Have you ever had a picnic in your backyard or a green space near your home? One without kids, smartphones, just the two of you making memories and making out? Add a couple of blankets-lay back and watch the stars appear after sunset?

Why not try it sometime. Just lay there and share memories from your past, laugh together, maybe even shed a tear together. And while you are at it, a little snuggling and making out would be a bonus. It’s a lot cheaper than dinner and a movie and will satisfy you on a deep level.

Fill your years with simple, beautiful memories.

But don’t fool yourself! As shocking as it may sound, the truth is that being in love is a lot different than falling in love. I have spent hundreds of hours in the counseling office listening to married couples tell me, “John, the thrill is gone, I just don’t feel like I am in love anymore, the spark is out.”

Having heard this more times than I care to remember, I had learned that what they are saying is that, “I don’t feel the way I did when we first were falling in love.” The person says that they genuinely miss that dizzy feeling of infatuation at the start of the relationship. This is a normal part of the first phase of love – the idealized love, which, according to the latest research, is based on a host of different emotional, psychological, spiritual, and biochemical reactions, which can last a few weeks to two years.

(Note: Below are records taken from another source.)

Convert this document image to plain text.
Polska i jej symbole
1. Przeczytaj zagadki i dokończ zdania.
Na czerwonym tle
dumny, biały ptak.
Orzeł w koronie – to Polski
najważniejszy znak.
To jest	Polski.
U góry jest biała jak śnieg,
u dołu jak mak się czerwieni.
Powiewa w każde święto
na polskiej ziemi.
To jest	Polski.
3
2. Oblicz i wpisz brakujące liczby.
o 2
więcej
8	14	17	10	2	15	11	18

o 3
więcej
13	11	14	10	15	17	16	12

The idealization/infatuation stage is an addictive experience; review songs about love, and you will see what I mean. There is nothing like the thrill of the chase, the initial courtship, the feeling that you have found someone who is the salvation for all else that is lacking in your life. Falling in love not only brings our surging sense of desire, but it also makes you believe that you can overcome anything. You are convinced that your loneliness is over for good. You are confident that you have found your soul mate-a person whom you can talk with about anything. This person will not only listen to you, they understand you!

Over the years, I have seen scores of couples who believe that their love will conquer all only to discover that after some wear and tear, they feel that life has gone out of their marriage, and they feel like giving up.

If you have been deluded by this myth or are in the midst of the infatuation stage, enjoy it, exploit it, but don’t think that it will last forever.

Remember, live in the real world. Great romance can be caring and checking on where your spouse is if it is getting late. Great romance can be as simple as sharing the newspaper in the morning, sharing a cup of hot chocolate, or spontaneous snuggling. Great relationships and great passion? It is all in the yardstick that you use to measure. It is all in defining what “great” means in the real world.

Reprinted with permission from John Thurman.